The U.S. Supreme Court’s unanimous decision, announced last week in National Meat Association vs Harris, offered yet another opportunity for activists to scare and confuse consumers with propaganda.
The High Court struck down California Penal Code 599f because, Justice Elena Kagan said, The Federal Meat Inspection Act already covers the issues that the state was attempting to regulate.
"The Federal Meat Inspection Act regulates slaughterhouses' handling and treatment of non-ambulatory pigs from the moment of their delivery through the end of the meat production process," wrote Kagan. "California's (law) endeavors to regulate the same thing, at the same time, in the same place -- except by imposing different requirements. The FMIA expressly preempts such a state law."
National Meat Association CEO Barry Carpenter said, “We couldn’t be more pleased that the Supreme Court not only found in favor of our very clear and reasonable arguments, but that they did so unanimously.”
Congress added a preemption clause to the Federal Meat Inspection Act in 1967. And Kagan wrote, “The clause prevents a State from imposing any additional or different – even if non-conflicting – requirements that fall within the scope of the Act and concern a slaughterhouse’s facilities or operations. And at every turn §599f imposes additional or different requirements on swine slaughterhouses: It compels them to deal with non-ambulatory pigs on their premises in ways that the federal Act and regulations do not.”
California’s law, as many have acknowledged, was written with good intentions.
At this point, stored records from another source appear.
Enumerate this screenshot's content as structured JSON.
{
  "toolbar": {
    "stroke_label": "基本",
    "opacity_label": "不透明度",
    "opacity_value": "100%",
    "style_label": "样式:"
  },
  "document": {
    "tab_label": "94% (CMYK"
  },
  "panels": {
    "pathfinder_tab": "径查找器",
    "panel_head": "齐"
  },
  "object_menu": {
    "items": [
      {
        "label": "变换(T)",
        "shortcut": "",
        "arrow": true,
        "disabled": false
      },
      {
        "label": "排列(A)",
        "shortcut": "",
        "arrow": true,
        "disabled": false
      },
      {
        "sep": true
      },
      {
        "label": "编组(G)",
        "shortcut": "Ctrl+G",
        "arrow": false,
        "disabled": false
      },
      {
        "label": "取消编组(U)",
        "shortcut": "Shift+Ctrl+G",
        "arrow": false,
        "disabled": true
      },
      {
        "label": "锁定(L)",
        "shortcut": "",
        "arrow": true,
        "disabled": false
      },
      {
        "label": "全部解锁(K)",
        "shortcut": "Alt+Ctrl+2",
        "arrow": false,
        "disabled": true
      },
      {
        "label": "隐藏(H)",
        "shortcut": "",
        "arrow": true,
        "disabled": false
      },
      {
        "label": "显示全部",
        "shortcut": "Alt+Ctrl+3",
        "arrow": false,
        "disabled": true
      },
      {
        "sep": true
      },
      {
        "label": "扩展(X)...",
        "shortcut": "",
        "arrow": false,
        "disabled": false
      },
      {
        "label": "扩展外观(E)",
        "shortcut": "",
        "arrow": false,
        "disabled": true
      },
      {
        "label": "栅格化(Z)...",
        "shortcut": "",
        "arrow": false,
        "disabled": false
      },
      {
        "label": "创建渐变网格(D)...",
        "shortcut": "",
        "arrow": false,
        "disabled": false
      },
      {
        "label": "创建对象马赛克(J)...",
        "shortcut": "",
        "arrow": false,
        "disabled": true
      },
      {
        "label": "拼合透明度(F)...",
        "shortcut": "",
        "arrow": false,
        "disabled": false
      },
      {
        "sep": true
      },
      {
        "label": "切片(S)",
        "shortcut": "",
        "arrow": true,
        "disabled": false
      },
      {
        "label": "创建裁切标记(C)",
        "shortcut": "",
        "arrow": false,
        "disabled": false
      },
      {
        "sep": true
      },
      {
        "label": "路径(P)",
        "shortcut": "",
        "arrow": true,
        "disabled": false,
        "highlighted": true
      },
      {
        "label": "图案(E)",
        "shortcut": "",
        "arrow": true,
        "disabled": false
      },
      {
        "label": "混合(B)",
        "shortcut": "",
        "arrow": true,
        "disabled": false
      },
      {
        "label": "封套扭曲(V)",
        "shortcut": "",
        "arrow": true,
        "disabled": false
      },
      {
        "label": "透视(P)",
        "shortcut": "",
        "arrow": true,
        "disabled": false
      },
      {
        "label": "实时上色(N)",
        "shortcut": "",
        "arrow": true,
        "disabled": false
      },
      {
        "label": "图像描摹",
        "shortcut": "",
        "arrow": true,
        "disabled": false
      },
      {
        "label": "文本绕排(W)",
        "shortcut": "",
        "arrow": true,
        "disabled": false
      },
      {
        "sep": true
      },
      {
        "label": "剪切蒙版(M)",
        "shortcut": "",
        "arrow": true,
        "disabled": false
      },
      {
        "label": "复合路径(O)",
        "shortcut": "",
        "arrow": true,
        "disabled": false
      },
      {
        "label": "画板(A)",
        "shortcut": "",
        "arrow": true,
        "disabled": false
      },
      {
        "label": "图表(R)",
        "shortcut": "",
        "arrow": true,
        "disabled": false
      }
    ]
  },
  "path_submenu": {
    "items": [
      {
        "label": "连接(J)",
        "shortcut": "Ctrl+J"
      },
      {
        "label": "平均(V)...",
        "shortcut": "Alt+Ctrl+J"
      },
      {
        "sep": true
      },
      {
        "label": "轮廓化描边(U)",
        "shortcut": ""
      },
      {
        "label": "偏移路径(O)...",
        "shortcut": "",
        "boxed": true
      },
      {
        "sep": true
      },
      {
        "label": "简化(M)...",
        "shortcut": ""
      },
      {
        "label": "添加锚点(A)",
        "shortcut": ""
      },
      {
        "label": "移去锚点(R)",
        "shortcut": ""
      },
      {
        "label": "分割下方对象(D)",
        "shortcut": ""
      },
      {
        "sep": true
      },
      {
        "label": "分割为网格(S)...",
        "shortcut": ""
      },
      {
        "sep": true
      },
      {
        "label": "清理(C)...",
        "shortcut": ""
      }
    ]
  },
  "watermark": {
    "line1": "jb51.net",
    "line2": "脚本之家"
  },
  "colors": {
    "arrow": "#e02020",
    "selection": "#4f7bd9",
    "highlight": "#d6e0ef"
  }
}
The state was attempting to ensure that non-ambulatory livestock are treated humanely. That the Court ruled against the California law was not an indication that the justices are giving a green light to animal abuse. But you wouldn’t know that from the criticism aimed at the justices after yesterday’s decision was announced.
"This is a deeply troubling decision, preventing a wide range of actions by the states to protect animals and consumers from reckless practices by the meat industry, including the mishandling and slaughter of animals too sick or injured to walk," Wayne Pacelle, president of the Humane Society of the United States was quoted as saying on CNN’s website. "The fact is, Congress and the USDA have been in the grip of the agribusiness lobby for decades, and that's why our federal animal handling and food safety laws are so anemic. California tried to protect its citizens and the animals at slaughterhouses from acute and extreme abuses, but its effort was cannibalized by the federal government."